Marie Vaillant et Quentin Audrain ont fait le pari de l’entreprise libérée il y a maintenant 8 ans. Leur modèle d’organisation repose sur deux piliers que la dirigeante qualifie de « philosophiques » : « Les humains sont bons par nature, il n’est donc pas nécessaire de les surveiller. Et, chacun est doté d’un talent, il faut donc lui laisser la possibilité de l’exprimer ». Pour ce faire, à l’image des entreprises nordiques, les strates hiérarchiques sont peu visibles, et les relations professionnelles d’égal à égal. « Notre modèle est très exigeant en fin de compte, car il fait appel à des modes de pensées différents et de nouveaux réflexes. Il faut être à la fois transparent, pédagogue et rechercher l’excellence. Ce n’est pas naturel en France ! »
Aussi, afin d’expérimenter ce modèle d’entreprise libérée « jusqu’au bout », ainsi que « d’incarner l’épanouissement professionnel » qu’ils prônent à longueur de journée, les fondateurs de Yemanja ont décidé de laisser les salariés aux commandes de leur entreprise du 1er août au 31 octobre 2024. L’objectif de cet éloignement volontaire était double : renouveler leur énergie pour faire émerger de nouvelles idées, et permettre aux équipes d’explorer davantage leur liberté pour laisser s’exprimer leurs besoins et envies. « Nous devons être exemplaires, y compris en matière de lâcher-prise », ajoute Marie Vaillant.
Préparation minutieuse
Mais, un tel départ se prépare ! Parmi les tâches à anticiper : annoncer la nouvelle aux équipes relativement tôt pour répondre aux questions et éventuelles inquiétudes. Ensuite, lister les tâches urgentes à déléguer (sans que cela n’alourdisse la charge de travail des équipes), ainsi que les tâches non- prioritaires à mettre entre parenthèses. Enfin, contacter tout l’écosystème (clients, partenaires, etc), parfois de manière personnalisée, dans le but de les informer que certaines demandes ne pourront pas être traitées dans l’immédiat. Pour le reste, se souvient-elle, « nos équipes étaient complètement autonomes sur leurs tâches opérationnelles. Elles n’avaient pas besoin de nous ! »

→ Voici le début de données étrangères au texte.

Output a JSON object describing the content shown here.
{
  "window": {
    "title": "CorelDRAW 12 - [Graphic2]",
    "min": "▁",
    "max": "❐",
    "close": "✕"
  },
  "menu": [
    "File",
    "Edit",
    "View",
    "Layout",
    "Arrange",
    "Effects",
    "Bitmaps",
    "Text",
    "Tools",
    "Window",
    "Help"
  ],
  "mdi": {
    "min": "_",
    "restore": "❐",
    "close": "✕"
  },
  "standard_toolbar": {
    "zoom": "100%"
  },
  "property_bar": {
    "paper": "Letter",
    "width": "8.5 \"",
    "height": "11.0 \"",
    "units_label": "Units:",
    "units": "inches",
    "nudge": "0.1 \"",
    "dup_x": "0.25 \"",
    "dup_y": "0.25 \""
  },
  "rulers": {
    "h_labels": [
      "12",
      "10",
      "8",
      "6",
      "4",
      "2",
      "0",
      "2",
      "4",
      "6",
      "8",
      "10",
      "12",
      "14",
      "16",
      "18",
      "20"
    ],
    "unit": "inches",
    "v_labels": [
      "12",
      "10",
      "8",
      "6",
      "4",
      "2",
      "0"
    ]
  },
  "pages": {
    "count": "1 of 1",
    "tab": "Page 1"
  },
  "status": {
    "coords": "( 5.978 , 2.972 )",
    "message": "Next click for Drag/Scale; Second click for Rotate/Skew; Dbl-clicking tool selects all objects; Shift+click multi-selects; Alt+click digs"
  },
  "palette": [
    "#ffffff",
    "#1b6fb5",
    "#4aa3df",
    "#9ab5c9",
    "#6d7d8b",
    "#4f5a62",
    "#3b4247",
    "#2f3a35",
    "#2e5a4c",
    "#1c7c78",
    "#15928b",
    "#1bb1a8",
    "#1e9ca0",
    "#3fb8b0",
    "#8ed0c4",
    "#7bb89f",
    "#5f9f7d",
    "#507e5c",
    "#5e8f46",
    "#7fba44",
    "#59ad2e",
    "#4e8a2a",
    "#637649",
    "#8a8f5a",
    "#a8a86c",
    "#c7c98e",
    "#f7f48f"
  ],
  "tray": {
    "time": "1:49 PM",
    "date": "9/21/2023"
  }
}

Bilan de cette expérience inédite ? « Très positif, lance Marie Vaillant. Il n’y a eu aucun problème en interne. Les équipes ont bien travaillé et respecté leurs échéances. De nombreux moments en équipe ont été partagés ». Le risque principal, selon elle, c’était qu’« elles se retrouvent face à des difficultés et que nous ne soyons pas là pour les aider. Elles auraient pu nous le reprocher par la suite. Rien de tout cela n’est arrivé ! Nos salariés ont mesuré la confiance et les responsabilités que nous leur octroyons », se réjouit la dirigeante.
Un leader visionnaire
Si les équipes de Yemanja n’ont pas eu besoin de leurs dirigeants pendant de longs mois, ils ont toutefois réalisé le rôle primordial d’un leader, confie Marie Vaillant. Le principal enseignement tiré collectivement, « c’est que les équipes se rendent compte de l’importance d’un dirigeant quand il s’absente. Car, si notre ingérence opérationnelle est inutile, rien dans l’entreprise n’a bougé : ni dans un sens, ni dans l’autre ! Nos salariés ont parfaitement suivi le chemin que nous leur avions tracé. Ces derniers se sont concentrés sur leur travail opérationnel, mais n’ont ni eu le temps, ni l’énergie pour innover. Si nous étions partis plus longtemps, notre absence aurait probablement finit par peser, car les salariés ont besoin d’un cadre, d’une personne fédératrice, d’une énergie, et surtout d’une vision. Seul un bon leader peut apporter tout cela ! »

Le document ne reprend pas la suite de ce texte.